The stop in McComb is not planned to be an extended one. The train is expected in Hazlehurst at 4:17 p.m. for a quick stop at the Robert Johnson Blues Trail marker. At 5:44 p.m. the train is expected in Jackson, where media interviews will be conducted. A reception will be held in the newly renovated King Edward Hotel near the train station in downtown Jackson.
Then at 8 p.m., there will be a “Blues Train Throw Down” at Clarksdale’s Ground Zero blues club, which is owned by Mississippi native Morgan Freeman.
On Friday, May 7, the Morganfield brothers and others on the Blues Train will tour the Mississippi Delta Blues Museum and other Clarksdale sites from 9:30 to 11 a.m.
The train heads next to Indianola, where it will stop from 1 to 2 p.m. for a tour of the B.B. King Museum.
A Mississippi send-off is planned from 5 to 7 p.m. at Greenwood’s Amtrak station, where another reception will be held.
Next stop: Memphis, Tenn., at 10 p.m., where blues singer Bobby Rush will board the train as it heads to Chicago.
The train is expected to arrive at Chicago’s Union Station at 9 a.m. Saturday, May 8.
A live blues program will be held at the train station from noon to 1 p.m. National Train Day festivities will be held there from 11 a.m. to 4 p.m.

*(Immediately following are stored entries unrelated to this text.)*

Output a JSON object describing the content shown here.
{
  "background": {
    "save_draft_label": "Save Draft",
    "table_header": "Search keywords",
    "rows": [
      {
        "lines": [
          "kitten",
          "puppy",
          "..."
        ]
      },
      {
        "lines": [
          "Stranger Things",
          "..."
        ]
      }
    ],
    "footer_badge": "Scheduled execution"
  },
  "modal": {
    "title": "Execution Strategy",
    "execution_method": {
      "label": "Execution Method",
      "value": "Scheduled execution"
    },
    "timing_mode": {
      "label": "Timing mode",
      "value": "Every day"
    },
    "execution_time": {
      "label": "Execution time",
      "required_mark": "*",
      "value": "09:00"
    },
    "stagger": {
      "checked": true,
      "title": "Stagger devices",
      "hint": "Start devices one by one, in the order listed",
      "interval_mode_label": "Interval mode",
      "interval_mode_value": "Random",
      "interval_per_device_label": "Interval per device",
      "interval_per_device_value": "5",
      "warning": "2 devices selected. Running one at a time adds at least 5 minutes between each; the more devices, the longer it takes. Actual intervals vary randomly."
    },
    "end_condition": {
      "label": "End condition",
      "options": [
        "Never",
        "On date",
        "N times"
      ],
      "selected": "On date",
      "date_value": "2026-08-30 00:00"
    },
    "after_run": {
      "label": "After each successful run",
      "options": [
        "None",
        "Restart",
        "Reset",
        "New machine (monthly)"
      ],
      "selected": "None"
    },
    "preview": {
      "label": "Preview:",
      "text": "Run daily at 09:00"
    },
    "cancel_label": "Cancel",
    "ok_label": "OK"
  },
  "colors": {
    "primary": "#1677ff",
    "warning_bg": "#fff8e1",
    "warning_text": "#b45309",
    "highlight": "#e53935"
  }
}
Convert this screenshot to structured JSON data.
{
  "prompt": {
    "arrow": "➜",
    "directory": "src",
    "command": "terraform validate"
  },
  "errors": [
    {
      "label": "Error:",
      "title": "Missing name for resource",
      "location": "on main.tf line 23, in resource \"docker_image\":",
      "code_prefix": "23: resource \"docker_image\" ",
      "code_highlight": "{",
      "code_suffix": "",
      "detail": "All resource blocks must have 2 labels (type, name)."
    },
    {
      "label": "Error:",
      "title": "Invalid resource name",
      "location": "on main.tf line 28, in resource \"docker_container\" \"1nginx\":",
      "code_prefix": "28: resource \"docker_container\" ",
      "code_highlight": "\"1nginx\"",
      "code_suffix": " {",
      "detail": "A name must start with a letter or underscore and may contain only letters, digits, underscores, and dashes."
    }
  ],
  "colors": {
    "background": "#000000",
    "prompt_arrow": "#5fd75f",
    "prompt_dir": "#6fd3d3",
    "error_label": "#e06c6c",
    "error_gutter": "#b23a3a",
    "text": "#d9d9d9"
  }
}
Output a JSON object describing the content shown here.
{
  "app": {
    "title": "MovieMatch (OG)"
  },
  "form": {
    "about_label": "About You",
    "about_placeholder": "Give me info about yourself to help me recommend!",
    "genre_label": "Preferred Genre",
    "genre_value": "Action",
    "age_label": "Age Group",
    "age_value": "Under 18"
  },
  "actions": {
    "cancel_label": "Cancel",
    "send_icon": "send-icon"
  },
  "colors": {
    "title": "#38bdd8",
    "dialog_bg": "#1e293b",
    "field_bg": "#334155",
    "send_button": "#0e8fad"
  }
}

In addition, the Chicago Blues Musuem will install a special exhibit for National Train Day at Union Station. During the blues segment of the day’s program, museum founder Gregg Parker will share more insights about the movement of the blues from the South to the North.
The public is invited to attend the event for National Train Day. In addition to blues performances and exhibits, visitors will have a chance to tour Amtrak and other trains, see model railroads and visit the AmtraKids Depot, all free of charge.Amtrak wants the public to know some facts about blues music and its link to trains:
• Blues players often hitched free rides on trains by playing for brakemen and conductors.
• Blues and spirituals were sung in the fields during the period of slavery as trains bound north passed by. The secret movement of slaves from South to freedom in the North was through the Underground Railroad.
• The song “Midnight Special,” made famous by Creedence Clearwater Revival,” was at first a blues song penned in a Texas prison.
• Blues songs often used trains as metaphors for everyday life.
Songs with a train theme include 1932’s “Mr. Conductor Blues” by Big Bill Broonzy,” 1942’s “Depot Blues” by Mississippi’s Son House, 1935’s “Dixie Flyer Blues” sung by Bessie Smith, 1940’s “Panama Limited” by Georgia White; Leadbelly’s “Midnight Special” from 1941; and “1927’s “Railroadin’ Some” by Henry Thomas.